Finance

Sri Lanka Regulator Halts Deposit Taking in Forex Unit Probe

Sri Lanka regulator halts deposit taking by a private forex exchange entity following a Central Bank investigation that found violations of the Finance Business Act, ordering the firm and its operator to repay all remaining deposit liabilities.


Sri Lanka regulator halts deposit taking after Central Bank investigation


Sri Lanka’s financial regulator has moved decisively to protect depositors after determining that a private foreign exchange operation had accepted public funds in violation of existing financial laws. The Central Bank of Sri Lanka announced that it has barred Marlon Fernando International Forex Exchange Unit Pvt Ltd and Kurukulasooriya Firmie Marlon Fernando from accepting any new deposits, while also ordering the repayment of all outstanding deposit liabilities.

The action follows an investigation conducted under Section 42 of the Finance Business Act No. 42 of 2011, a key piece of legislation governing licensed finance business activities in Sri Lanka. According to the Central Bank, the probe established that both the company and the individual had accepted deposits in contravention of the Act, prompting immediate regulatory intervention.

In a formal statement, the Central Bank said it had issued binding directions prohibiting the acceptance of deposits from the public, whether through the issuance of promissory notes or by any other means. The regulator further directed that all remaining deposit liabilities must be repaid in full, reinforcing its mandate to safeguard public funds and uphold financial system integrity.

Regulatory enforcement actions of this nature highlight the Central Bank’s continuing focus on curbing unauthorised financial activities, particularly those that may expose the public to elevated risk.
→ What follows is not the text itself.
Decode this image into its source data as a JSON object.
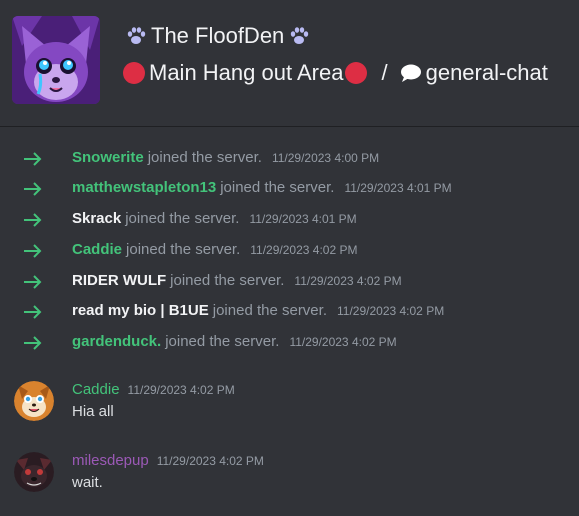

Deposit-taking is a tightly regulated activity in Sri Lanka, restricted to licensed banks and finance companies that meet strict prudential requirements, including capital adequacy, liquidity standards and ongoing supervisory oversight.

The Central Bank has repeatedly warned the public to exercise caution when dealing with entities that promise high or guaranteed returns without proper authorisation. In recent years, authorities have intensified monitoring of unlicensed operators, including those operating in foreign exchange trading, investment schemes and informal finance arrangements that fall outside the regulated financial sector.
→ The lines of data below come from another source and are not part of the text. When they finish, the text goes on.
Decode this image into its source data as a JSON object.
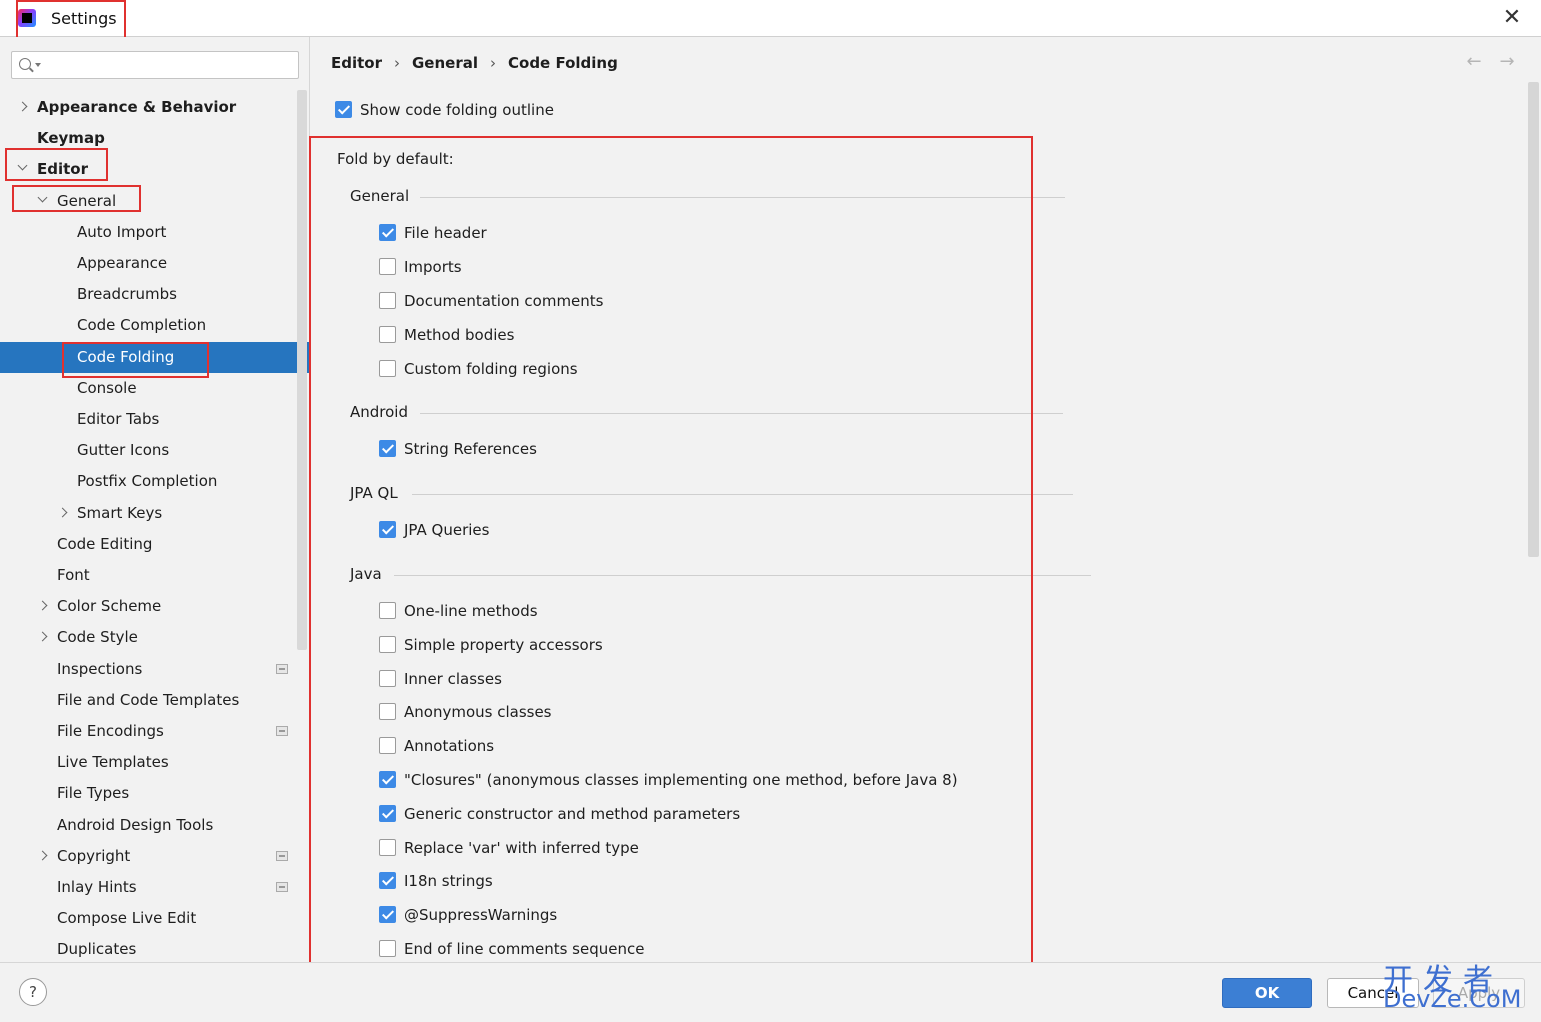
{
  "window": {
    "title": "Settings",
    "close_glyph": "✕",
    "help_glyph": "?"
  },
  "search": {
    "placeholder": ""
  },
  "breadcrumb": [
    "Editor",
    "General",
    "Code Folding"
  ],
  "breadcrumb_sep": "›",
  "nav": {
    "back": "←",
    "forward": "→"
  },
  "tree": [
    {
      "label": "Appearance & Behavior",
      "bold": true,
      "chevron": "right"
    },
    {
      "label": "Keymap",
      "bold": true,
      "chevron": ""
    },
    {
      "label": "Editor",
      "bold": true,
      "chevron": "down"
    },
    {
      "label": "General",
      "bold": false,
      "chevron": "down"
    },
    {
      "label": "Auto Import",
      "bold": false,
      "chevron": ""
    },
    {
      "label": "Appearance",
      "bold": false,
      "chevron": ""
    },
    {
      "label": "Breadcrumbs",
      "bold": false,
      "chevron": ""
    },
    {
      "label": "Code Completion",
      "bold": false,
      "chevron": ""
    },
    {
      "label": "Code Folding",
      "bold": false,
      "chevron": "",
      "selected": true
    },
    {
      "label": "Console",
      "bold": false,
      "chevron": ""
    },
    {
      "label": "Editor Tabs",
      "bold": false,
      "chevron": ""
    },
    {
      "label": "Gutter Icons",
      "bold": false,
      "chevron": ""
    },
    {
      "label": "Postfix Completion",
      "bold": false,
      "chevron": ""
    },
    {
      "label": "Smart Keys",
      "bold": false,
      "chevron": "right"
    },
    {
      "label": "Code Editing",
      "bold": false,
      "chevron": ""
    },
    {
      "label": "Font",
      "bold": false,
      "chevron": ""
    },
    {
      "label": "Color Scheme",
      "bold": false,
      "chevron": "right"
    },
    {
      "label": "Code Style",
      "bold": false,
      "chevron": "right"
    },
    {
      "label": "Inspections",
      "bold": false,
      "chevron": "",
      "project_icon": true
    },
    {
      "label": "File and Code Templates",
      "bold": false,
      "chevron": ""
    },
    {
      "label": "File Encodings",
      "bold": false,
      "chevron": "",
      "project_icon": true
    },
    {
      "label": "Live Templates",
      "bold": false,
      "chevron": ""
    },
    {
      "label": "File Types",
      "bold": false,
      "chevron": ""
    },
    {
      "label": "Android Design Tools",
      "bold": false,
      "chevron": ""
    },
    {
      "label": "Copyright",
      "bold": false,
      "chevron": "right",
      "project_icon": true
    },
    {
      "label": "Inlay Hints",
      "bold": false,
      "chevron": "",
      "project_icon": true
    },
    {
      "label": "Compose Live Edit",
      "bold": false,
      "chevron": ""
    },
    {
      "label": "Duplicates",
      "bold": false,
      "chevron": ""
    }
  ],
  "show_outline": {
    "label": "Show code folding outline",
    "checked": true
  },
  "fold_by_default": "Fold by default:",
  "groups": [
    {
      "title": "General",
      "items": [
        {
          "label": "File header",
          "checked": true
        },
        {
          "label": "Imports",
          "checked": false
        },
        {
          "label": "Documentation comments",
          "checked": false
        },
        {
          "label": "Method bodies",
          "checked": false
        },
        {
          "label": "Custom folding regions",
          "checked": false
        }
      ]
    },
    {
      "title": "Android",
      "items": [
        {
          "label": "String References",
          "checked": true
        }
      ]
    },
    {
      "title": "JPA QL",
      "items": [
        {
          "label": "JPA Queries",
          "checked": true
        }
      ]
    },
    {
      "title": "Java",
      "items": [
        {
          "label": "One-line methods",
          "checked": false
        },
        {
          "label": "Simple property accessors",
          "checked": false
        },
        {
          "label": "Inner classes",
          "checked": false
        },
        {
          "label": "Anonymous classes",
          "checked": false
        },
        {
          "label": "Annotations",
          "checked": false
        },
        {
          "label": "\"Closures\" (anonymous classes implementing one method, before Java 8)",
          "checked": true
        },
        {
          "label": "Generic constructor and method parameters",
          "checked": true
        },
        {
          "label": "Replace 'var' with inferred type",
          "checked": false
        },
        {
          "label": "I18n strings",
          "checked": true
        },
        {
          "label": "@SuppressWarnings",
          "checked": true
        },
        {
          "label": "End of line comments sequence",
          "checked": false
        }
      ]
    }
  ],
  "footer": {
    "ok": "OK",
    "cancel": "Cancel",
    "apply": "Apply"
  },
  "watermark": {
    "cn": "开发者",
    "en": "DevZe.CoM"
  },
  "colors": {
    "selection": "#2675bf",
    "checkbox_checked": "#3d8ae6",
    "highlight_box": "#e0312f",
    "ok_button": "#3c7fd4"
  }
}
By ordering an immediate halt to deposit-taking activities, the regulator aims to prevent further accumulation of public funds under potentially unlawful arrangements. The directive to repay all outstanding deposits is intended to mitigate losses for affected parties and restore confidence in regulatory enforcement, especially at a time when financial stability remains a national priority.

Industry analysts note that foreign exchange-related operations often attract heightened scrutiny due to their complexity and exposure to market volatility. Without appropriate licensing and oversight, such operations can pose systemic risks, particularly if they solicit deposits from the public while operating outside established regulatory frameworks.

The Central Bank’s move also underscores the legal consequences of breaching the Finance Business Act. Section 42 empowers the regulator to investigate suspected violations and issue directions to prevent further harm, including restrictions on business activities and mandatory repayment obligations. Entities found to be in contravention may face additional sanctions, including legal proceedings, depending on the severity of the breach.

For depositors, the announcement serves as a reminder of the importance of verifying whether an institution is licensed or authorised before committing funds. The Central Bank maintains public records and advisories to help individuals identify approved financial service providers and avoid unregulated schemes.

While the regulator did not disclose further details about the scale of deposits involved, the directive sends a clear signal that unauthorised deposit-taking will not be tolerated. The emphasis on full repayment reflects an effort to prioritise depositor protection and reinforce accountability within the financial sector.

As Sri Lanka continues efforts to strengthen financial regulation and restore economic confidence, such enforcement actions are expected to play a critical role. Ensuring compliance with financial laws not only protects individual investors but also supports broader financial stability by reducing the risk of illicit or unsound financial practices.

The Central Bank’s intervention in this case reinforces its role as the country’s primary financial watchdog and highlights the ongoing need for vigilance, transparency and adherence to regulatory standards across all segments of the financial services industry.